1. a ring $$\mathbb{Z}[t]$$ (this is just the ring of polynomials with $$t$$ as a variable and coefficients in $$\mathbb{Z}$$)
2. an arbitrary ring $$S$$.

What is $$\text{hom}(\mathbb{Z}[t], S)$$?

Notice that we’re in Ring, so the members of $$\text{hom}(\mathbb{Z}[t], S)$$ must be Ring homomorphisms. Let’s say we’re looking at a ring homomorphism $$\phi: \mathbb{Z}[t] \to S$$.

I learned from Cris Moore that demanding examples is a useful practice, so: What is $$\phi(7t^2-4t+3)$$ in simpler terms?

$$\phi$$ is a ring homomorphism, so we know that $$\phi(1) = 1_s$$. This implies that $$\phi(n) = n_s$$.

$$\phi(7t^2-4t+3) = \phi(7t^2) – \phi(4t) + \phi(3)$$
$$= \phi(t)(\phi(7t) – \phi(4)) + \phi(3)$$
$$= \phi(t) (\phi(t) 7_s – 4_s) + 3_s$$

$$\phi(t)$$ is not determined! We can pick it to be any element of S!

$$\text{hom}(\mathbb{Z}[t], S) \simeq {\phi(t) \in S} = S$$

In other words, $$\text{Spec}(\mathbb{Z}[t])$$ is a forgetful functor from $$S$$ as an object in $$\text{Ring}$$ to its underlying set.

Exercise: show that $$\mathbb{Z}[t]$$ is an initial object in an appropriate category, and that the trivial ring is the terminal object in the appropriate category.

#### But what is Spec?

It’s the spectrum of a ring! Intuitively, $$\text{Spec} R$$ is the geometric object canonically associated to $$R$$.

For example:

• $$\text{Spec}(\mathbb{Z})$$ is “The Point”
• $$\text{Spec}(\mathbb{Z}[x,y]/ (x^2 + y^2 – 1))$$ is “The Circle”
• $$\text{Spec}(\mathbb{Z}[x,x^{-1}]$$ is “Pairs of Invertible Elements” (e.g. a field with the origin removed)

Let’s look at $$\text{Spec}(\mathbb{Z}[x,y]/ (x^2 + y^2 – 1))(S)$$ when $$S$$ is $$\mathbb{R}$$, it’s obviously the circle BUT IT WORKS FOR (almost) ANY S. The concept of there being a canonical geometry associated to every ring is very exciting!

Sidenote:

When people say “elliptic curve” they might mean “a family of elliptic curves”, this is commonly written $$C to \text{Spec} R$$ where $$R$$ is the underlying coefficient ring.

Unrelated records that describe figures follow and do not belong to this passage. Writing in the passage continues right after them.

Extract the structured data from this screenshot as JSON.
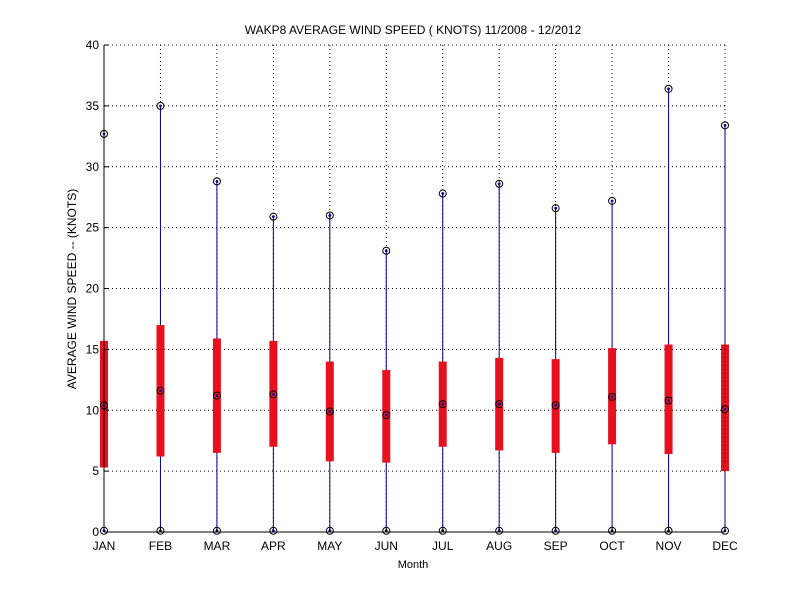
{
  "chart_data": {
    "type": "boxplot",
    "title": "WAKP8  AVERAGE WIND SPEED ( KNOTS) 11/2008 - 12/2012",
    "xlabel": "Month",
    "ylabel": "AVERAGE WIND SPEED -- (KNOTS)",
    "ylim": [
      0,
      40
    ],
    "yticks": [
      0,
      5,
      10,
      15,
      20,
      25,
      30,
      35,
      40
    ],
    "grid": true,
    "categories": [
      "JAN",
      "FEB",
      "MAR",
      "APR",
      "MAY",
      "JUN",
      "JUL",
      "AUG",
      "SEP",
      "OCT",
      "NOV",
      "DEC"
    ],
    "min": [
      0.1,
      0.1,
      0.1,
      0.1,
      0.1,
      0.1,
      0.1,
      0.1,
      0.1,
      0.1,
      0.1,
      0.1
    ],
    "q1": [
      5.3,
      6.2,
      6.5,
      7.0,
      5.8,
      5.7,
      7.0,
      6.7,
      6.5,
      7.2,
      6.4,
      5.0
    ],
    "median": [
      10.4,
      11.6,
      11.2,
      11.3,
      9.9,
      9.6,
      10.5,
      10.5,
      10.4,
      11.1,
      10.8,
      10.1
    ],
    "q3": [
      15.7,
      17.0,
      15.9,
      15.7,
      14.0,
      13.3,
      14.0,
      14.3,
      14.2,
      15.1,
      15.4,
      15.4
    ],
    "max": [
      32.7,
      35.0,
      28.8,
      25.9,
      26.0,
      23.1,
      27.8,
      28.6,
      26.6,
      27.2,
      36.4,
      33.4
    ],
    "colors": {
      "whisker": "#0000a0",
      "box": "#e8101e",
      "marker": "#000000",
      "grid": "#000000",
      "axis": "#000000"
    }
  }
}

For example, $$y^2=4x^3+ax+b \mapsto a, b in R$$ is the family of elliptic curves of the form $$y^2=4x^3+ax+b$$ over the coefficient ring $$R$$.

I’m trying to figure out what happens when $$S$$ is not something nice like $$\mathbb{R}$$ or $$\mathbb{C}$$. What is a circle in the coefficient ring of an elliptic curve?

Thanks to Aaron Mazel-Gee for walking me through the concept of $$\text{Spec}$$ (all errors in this post are mine and not his).